Por outro lado, e no que se refere aos trabalhadores, àqueles sem os quais os autocarros não andam, para estes o “Caderno de Encargos” e as demais peças do processo prevêem NADA.
Nenhuma garantia para os motoristas e demais trabalhadores da actual operadora, a Scotturb, de que os seus postos de trabalho serão transferidos para a nova operadora, com o respeito pelos direitos e antiguidade. Nenhuma garantia de que, mesmo para aqueles que o novo operador admita para cumprirem o tempo do contrato, os direitos que esses trabalhadores tiverem consagrados nos contratos colectivos de trabalho serão respeitados.
Não só Carlos Carreiras mentiu aos trabalhadores da Scotturb quando lhes prometeu o oposto, como a AMT está à faltar às suas obrigações quando não aponta esta falha no Caderno de Encargos.
A CMC tem a possibilidade e a obrigação de deixar claro para todos os concorrentes que terão de respeitar as condições laborais existentes, ou melhorá-las, que terão que receber os trabalhadores da Scotturb cujo posto de trabalho seja extinto pela perda da concessão (se tal vier à acontecer). Não o faz por uma opção a favor da exploração dos trabalhadores e do maior lucro possível dos patrões.

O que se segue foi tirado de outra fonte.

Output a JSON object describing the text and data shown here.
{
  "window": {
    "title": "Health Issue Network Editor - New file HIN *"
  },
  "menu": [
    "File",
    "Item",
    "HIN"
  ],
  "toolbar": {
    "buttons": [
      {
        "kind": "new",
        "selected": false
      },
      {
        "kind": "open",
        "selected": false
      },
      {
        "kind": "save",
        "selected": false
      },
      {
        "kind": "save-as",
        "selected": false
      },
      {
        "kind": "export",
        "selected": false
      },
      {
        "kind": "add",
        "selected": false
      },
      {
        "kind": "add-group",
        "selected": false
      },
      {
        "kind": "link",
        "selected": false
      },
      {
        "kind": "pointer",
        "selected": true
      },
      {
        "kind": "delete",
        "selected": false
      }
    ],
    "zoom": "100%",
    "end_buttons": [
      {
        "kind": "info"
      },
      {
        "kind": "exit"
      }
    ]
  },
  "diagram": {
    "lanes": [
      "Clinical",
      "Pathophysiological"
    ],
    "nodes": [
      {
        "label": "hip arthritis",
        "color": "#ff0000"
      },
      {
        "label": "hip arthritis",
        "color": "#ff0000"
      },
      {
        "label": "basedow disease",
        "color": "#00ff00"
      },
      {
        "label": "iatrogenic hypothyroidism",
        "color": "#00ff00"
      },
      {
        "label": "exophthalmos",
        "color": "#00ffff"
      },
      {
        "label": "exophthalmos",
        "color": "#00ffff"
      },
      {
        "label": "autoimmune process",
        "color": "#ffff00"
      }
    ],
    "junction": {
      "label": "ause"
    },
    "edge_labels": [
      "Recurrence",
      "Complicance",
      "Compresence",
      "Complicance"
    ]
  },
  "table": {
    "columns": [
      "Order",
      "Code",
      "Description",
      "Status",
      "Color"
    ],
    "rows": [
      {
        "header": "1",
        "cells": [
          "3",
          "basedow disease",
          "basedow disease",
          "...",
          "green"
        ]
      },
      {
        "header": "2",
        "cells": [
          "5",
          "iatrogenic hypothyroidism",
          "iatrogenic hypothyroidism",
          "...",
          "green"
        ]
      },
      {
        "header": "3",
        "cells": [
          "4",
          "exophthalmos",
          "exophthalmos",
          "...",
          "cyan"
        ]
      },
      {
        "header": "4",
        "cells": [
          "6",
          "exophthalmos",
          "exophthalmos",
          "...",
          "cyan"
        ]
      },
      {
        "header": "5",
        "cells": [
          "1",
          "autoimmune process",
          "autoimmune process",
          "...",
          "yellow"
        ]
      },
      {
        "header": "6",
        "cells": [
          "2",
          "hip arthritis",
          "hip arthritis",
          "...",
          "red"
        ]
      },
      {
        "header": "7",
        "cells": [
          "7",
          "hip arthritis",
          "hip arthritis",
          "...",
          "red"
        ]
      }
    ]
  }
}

Dissemos atrás que NADA se prevê quanto aos trabalhadores, mas não é bem assim. O PSD e o CDS não se esqueceram de prevenir que os futuros motoristas dos futuros autocarros terão que usar uma farda, aquela que a Câmara decidir que devem usar.

Aquilo que nos foi humanamente possível ler nas escassas horas que nos foram concedidas, chega para confirmar o que já sabíamos:
– Que o PSD e o CDS não estão preocupados com os problemas que tolhem a mobilidade dos munícipes de Cascais e que colocam o nosso concelho no primeiro lugar entre os de pior mobilidade na AML ;
– Que o PSD e o CDS na Câmara de Cascais, embora apelidem de “público” o serviço de transportes rodoviários que põem a concurso, escondem que este só terá de público o dinheiro que o vai sustentar, dinheiro que virá directamente do bolso dos passageiros e, indirectamente, dos impostos, das taxas e das tarifas que os cascaenses pagam ao Estado e à Câmara;

Para concluir:
– Na certeza de que os verdadeiros interesses dos munícipes de Cascais, sobretudo daqueles que trabalham fora do Concelho e dos que cá vêm trabalhar, não são os mesmos interesses que o PSD e o CDS dizem promover quando se colocam fora do sistema metropolitano integrado de transportes, bem como quando entregam à exploração privada a exploração do transporte rodoviário de passageiros, que assegura ao operador as melhores condições de lucro, ao mesmo tempo que ignora e despreza os trabalhadores que fazem funcionar os respectivos os transportes;
– Na certeza que, infelizmente, as filas na estrada marginal e na A5 de automóveis que transportam munícipes de Cascais para os seus destinos fora do Concelho vão continuar a crescer e o número de horas roubadas às famílias e ao descanso a aumentar, apesar dos mesmos munícipes irem pagar em cada ano 18.950.826,45€ por autocarros que, em muitos casos, os vão deixar ainda mais longe do destino final.

Por tudo isto o voto o PCP acerca do propósito do PSD e do CDS de levarem a concurso, para exploração de privados, o Serviço de Transporte Rodoviário Regular de Passageiros no Concelho de Cascais só pode ser frontalmente contra, e além disso de ficar registado como voto de vencido, pois acreditamos que como em todas as anteriores PPP, chegará o dia em que este esbulho de recursos públicos será objecto do devido tratamento judicial.